Yinka Shinobare MBE at James Cohan Gallery

Yinka Shonibare MBE’s has some new works up at James Cohen Gallery in Chelsea through March 24th, although what you see in the photos above are rather like the sides to the main dish hidden in the back. In the interior room, the video Addio del Passato is screened on the wall and the great soundtrack to it drifts back into the outer rooms.

The video features a black woman in African-print but traditional European-style clothes in some Roccoco European palace singing the opera Traviata. The storyline is that the character of Frances Nisbet, Lord Nelson’s estranged wife, sings an aria from the last act of Verdi’s Traviata, which dovetails into some of Shonibare’s previous work in London about Lord Nelson. What Shinobare is interested in is the distance and irony between imperial Britain’s history and the present as well as emotions like longing and passion.
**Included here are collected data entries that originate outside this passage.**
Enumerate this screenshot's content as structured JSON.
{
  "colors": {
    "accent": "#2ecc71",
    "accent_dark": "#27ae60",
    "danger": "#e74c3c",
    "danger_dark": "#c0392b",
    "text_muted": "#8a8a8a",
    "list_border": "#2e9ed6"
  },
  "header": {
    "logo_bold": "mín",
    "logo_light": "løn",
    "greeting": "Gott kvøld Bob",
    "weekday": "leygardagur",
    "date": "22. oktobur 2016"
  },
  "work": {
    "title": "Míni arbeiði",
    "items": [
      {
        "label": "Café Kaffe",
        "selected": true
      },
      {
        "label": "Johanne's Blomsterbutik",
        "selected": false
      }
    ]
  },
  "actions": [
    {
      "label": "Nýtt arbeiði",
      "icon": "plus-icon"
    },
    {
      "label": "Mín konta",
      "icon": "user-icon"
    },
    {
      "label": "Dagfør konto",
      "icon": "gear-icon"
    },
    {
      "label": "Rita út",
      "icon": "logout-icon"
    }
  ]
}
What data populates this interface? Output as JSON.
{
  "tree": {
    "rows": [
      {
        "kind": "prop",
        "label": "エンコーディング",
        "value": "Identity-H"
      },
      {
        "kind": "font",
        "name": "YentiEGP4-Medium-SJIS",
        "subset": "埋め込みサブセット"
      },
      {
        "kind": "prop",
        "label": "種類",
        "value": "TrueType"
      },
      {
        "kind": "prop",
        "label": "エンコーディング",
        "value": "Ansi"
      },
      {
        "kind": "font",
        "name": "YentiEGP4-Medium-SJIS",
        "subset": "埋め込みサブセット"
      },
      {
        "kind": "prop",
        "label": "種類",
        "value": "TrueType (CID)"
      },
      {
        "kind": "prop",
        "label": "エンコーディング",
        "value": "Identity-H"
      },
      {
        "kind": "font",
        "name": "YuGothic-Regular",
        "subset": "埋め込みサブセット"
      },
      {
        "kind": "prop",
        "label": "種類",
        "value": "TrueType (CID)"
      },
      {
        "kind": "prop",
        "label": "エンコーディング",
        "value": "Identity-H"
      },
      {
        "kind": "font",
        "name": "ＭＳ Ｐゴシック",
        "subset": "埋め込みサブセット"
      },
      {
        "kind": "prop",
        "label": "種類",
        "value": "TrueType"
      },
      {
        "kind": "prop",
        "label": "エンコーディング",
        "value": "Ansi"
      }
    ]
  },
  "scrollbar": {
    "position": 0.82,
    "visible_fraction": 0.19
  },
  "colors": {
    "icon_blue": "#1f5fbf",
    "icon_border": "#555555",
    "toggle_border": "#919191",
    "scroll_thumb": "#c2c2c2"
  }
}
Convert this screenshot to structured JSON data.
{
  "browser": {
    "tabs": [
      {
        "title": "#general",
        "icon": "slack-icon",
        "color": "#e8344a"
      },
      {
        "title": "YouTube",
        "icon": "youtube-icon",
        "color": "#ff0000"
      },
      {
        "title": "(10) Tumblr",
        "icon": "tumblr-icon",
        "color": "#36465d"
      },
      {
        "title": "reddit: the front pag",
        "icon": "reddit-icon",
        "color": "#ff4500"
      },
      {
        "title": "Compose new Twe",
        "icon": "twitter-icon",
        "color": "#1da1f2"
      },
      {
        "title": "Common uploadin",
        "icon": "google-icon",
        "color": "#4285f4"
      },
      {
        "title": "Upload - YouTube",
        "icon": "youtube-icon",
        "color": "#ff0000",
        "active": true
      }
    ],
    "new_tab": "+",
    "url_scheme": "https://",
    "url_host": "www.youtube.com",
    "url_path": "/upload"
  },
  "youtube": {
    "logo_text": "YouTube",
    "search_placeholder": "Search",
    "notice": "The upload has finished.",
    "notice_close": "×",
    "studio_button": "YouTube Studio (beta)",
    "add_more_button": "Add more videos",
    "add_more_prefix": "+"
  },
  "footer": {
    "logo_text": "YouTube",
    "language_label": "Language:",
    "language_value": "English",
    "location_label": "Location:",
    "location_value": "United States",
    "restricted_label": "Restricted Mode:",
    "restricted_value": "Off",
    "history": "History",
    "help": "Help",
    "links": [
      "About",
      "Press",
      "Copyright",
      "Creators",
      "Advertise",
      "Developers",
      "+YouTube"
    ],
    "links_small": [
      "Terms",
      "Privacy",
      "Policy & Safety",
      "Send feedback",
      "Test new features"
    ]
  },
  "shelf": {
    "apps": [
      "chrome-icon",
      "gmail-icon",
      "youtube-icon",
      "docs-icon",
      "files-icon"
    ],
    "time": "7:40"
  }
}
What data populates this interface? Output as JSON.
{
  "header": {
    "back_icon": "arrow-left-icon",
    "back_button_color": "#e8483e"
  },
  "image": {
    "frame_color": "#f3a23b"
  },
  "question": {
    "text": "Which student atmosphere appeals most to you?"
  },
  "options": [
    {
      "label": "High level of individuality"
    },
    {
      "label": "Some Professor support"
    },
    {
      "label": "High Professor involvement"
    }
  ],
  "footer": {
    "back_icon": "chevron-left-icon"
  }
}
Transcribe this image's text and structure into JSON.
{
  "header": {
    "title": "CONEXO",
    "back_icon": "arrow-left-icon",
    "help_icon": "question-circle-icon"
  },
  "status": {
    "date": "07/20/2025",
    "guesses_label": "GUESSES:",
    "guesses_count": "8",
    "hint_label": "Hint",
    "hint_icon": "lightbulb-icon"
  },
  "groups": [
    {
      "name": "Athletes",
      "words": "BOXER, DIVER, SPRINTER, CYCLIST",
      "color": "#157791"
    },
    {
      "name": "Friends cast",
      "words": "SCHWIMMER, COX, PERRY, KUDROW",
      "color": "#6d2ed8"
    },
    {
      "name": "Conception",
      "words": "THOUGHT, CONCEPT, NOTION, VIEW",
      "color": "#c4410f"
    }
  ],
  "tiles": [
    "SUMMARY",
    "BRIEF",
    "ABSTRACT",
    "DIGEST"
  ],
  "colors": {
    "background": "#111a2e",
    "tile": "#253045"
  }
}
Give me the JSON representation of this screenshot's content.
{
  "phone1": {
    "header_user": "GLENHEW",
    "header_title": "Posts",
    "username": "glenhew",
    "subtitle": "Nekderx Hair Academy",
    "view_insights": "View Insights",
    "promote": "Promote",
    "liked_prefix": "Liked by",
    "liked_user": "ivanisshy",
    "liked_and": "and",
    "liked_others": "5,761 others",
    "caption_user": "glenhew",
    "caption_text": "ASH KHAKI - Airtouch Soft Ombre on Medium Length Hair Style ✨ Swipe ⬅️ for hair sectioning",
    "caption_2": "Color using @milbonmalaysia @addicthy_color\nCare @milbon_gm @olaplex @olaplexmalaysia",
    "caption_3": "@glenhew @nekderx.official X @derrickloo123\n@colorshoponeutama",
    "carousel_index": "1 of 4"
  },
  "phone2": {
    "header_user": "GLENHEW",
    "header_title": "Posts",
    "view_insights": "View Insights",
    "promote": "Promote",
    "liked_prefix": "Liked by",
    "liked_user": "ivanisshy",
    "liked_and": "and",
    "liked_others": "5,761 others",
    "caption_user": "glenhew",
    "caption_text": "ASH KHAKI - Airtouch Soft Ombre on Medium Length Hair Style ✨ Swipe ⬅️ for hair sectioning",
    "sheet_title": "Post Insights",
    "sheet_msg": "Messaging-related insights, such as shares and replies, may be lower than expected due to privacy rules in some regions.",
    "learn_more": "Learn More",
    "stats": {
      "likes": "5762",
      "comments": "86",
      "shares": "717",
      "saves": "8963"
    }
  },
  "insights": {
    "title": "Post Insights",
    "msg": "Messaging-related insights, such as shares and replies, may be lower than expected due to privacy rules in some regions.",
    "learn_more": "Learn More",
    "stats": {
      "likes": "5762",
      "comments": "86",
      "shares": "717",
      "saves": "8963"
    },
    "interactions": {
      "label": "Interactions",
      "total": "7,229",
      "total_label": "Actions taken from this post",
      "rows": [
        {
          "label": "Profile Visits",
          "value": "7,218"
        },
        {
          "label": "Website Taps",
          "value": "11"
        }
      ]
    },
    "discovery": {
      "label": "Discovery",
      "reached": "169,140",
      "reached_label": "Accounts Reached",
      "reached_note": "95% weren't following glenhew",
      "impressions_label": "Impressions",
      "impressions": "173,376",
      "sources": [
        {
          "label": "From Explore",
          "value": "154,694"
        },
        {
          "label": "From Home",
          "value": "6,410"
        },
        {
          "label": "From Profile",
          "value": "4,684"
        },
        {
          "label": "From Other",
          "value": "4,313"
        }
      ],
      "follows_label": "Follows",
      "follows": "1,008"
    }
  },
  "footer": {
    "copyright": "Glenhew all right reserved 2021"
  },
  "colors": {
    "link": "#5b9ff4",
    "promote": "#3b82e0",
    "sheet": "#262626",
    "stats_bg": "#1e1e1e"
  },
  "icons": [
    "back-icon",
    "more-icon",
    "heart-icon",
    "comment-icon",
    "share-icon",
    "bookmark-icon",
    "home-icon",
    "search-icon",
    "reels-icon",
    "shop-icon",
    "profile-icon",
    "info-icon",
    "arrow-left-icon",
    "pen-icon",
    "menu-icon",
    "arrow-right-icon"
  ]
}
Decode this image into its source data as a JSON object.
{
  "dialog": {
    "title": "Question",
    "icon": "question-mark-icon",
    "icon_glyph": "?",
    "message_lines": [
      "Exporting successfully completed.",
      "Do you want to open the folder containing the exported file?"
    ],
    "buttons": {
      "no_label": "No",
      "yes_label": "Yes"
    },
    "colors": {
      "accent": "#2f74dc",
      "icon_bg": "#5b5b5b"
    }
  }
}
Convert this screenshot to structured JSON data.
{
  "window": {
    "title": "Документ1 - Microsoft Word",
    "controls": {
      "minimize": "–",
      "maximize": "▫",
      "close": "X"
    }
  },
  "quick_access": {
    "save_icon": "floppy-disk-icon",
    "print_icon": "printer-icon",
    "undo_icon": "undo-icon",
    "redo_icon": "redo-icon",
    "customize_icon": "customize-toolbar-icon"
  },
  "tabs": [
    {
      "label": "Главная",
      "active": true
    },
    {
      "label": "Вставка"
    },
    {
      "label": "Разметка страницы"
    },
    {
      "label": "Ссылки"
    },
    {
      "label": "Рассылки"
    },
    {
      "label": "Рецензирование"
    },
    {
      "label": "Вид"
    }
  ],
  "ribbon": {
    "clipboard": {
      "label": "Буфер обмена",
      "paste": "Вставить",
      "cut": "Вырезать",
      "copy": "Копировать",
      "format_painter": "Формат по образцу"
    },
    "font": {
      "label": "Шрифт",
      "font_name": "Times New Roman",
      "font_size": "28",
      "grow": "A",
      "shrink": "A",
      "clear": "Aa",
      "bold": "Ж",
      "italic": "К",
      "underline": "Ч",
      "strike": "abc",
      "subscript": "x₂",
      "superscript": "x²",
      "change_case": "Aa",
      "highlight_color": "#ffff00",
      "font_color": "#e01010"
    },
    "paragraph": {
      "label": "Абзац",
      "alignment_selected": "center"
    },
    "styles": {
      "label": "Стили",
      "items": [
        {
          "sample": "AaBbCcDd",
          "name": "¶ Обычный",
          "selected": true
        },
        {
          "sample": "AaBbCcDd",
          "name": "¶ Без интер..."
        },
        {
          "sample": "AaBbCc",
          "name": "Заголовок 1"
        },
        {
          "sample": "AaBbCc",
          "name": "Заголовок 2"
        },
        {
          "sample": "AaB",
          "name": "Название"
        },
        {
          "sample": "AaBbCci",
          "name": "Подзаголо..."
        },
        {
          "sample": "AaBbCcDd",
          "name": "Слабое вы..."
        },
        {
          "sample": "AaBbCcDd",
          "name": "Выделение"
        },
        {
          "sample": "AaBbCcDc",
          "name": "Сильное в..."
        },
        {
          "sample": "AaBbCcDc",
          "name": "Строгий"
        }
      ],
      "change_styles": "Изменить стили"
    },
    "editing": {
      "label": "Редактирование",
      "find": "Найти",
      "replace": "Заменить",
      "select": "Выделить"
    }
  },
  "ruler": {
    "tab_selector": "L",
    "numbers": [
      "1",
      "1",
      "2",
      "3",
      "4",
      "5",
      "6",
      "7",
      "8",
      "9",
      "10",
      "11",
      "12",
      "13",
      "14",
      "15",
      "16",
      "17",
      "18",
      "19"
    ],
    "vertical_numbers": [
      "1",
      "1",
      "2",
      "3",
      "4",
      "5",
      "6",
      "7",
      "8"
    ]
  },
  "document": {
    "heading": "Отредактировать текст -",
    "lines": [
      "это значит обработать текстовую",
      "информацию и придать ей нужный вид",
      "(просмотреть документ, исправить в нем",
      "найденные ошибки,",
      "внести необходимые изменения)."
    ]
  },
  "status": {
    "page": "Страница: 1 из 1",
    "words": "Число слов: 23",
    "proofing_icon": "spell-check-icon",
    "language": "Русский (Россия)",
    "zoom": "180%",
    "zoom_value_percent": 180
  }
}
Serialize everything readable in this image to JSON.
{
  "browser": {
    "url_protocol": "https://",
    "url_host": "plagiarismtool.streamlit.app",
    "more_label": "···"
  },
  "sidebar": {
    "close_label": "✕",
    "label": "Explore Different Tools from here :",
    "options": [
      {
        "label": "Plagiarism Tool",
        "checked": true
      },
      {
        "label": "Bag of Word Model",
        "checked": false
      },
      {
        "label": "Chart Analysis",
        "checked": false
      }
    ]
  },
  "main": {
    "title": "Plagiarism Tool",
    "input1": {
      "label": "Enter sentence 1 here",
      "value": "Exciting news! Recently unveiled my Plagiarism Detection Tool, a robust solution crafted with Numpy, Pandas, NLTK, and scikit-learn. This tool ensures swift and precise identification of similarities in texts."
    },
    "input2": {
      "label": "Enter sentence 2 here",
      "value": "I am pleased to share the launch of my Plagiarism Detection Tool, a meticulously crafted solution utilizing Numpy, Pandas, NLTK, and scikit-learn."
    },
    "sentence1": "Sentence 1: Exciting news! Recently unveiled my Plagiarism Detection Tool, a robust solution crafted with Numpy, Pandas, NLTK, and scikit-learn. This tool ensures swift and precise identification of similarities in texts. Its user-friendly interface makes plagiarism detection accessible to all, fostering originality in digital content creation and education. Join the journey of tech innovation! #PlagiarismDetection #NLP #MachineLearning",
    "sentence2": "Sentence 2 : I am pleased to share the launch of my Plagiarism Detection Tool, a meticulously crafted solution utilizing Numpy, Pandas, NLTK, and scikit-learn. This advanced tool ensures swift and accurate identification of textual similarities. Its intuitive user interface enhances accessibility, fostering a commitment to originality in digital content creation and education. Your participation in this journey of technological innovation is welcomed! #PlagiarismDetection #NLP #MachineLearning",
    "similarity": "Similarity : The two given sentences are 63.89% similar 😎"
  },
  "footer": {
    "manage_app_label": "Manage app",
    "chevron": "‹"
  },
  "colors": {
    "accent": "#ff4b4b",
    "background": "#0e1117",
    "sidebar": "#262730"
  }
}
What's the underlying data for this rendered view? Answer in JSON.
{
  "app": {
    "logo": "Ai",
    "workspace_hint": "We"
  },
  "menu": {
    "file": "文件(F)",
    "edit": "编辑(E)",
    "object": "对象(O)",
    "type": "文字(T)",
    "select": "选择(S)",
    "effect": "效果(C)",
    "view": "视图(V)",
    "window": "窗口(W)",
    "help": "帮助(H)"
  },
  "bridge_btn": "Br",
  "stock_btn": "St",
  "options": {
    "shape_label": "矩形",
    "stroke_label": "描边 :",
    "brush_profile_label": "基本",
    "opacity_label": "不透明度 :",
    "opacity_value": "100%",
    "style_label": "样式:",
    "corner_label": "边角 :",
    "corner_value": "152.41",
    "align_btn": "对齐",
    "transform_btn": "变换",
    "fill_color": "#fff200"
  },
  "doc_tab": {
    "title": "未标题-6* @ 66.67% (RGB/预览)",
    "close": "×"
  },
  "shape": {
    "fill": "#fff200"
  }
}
Honestly there is a lot going on in the video and his work in general, and I had do some more research. The short video below is some great background from Art 21.

 

Also on view in the gallery are his suicide portraits, reworkings of famous death portraits with the subjects wearing the African print cloth and the sex/fetish objects, with their historically accurate attributes also somewhat reworked by the artist. Shinobare uses the same fabric in all of these work because although we think of it as African, it is actually a Dutch reworking of Indonesian batiks.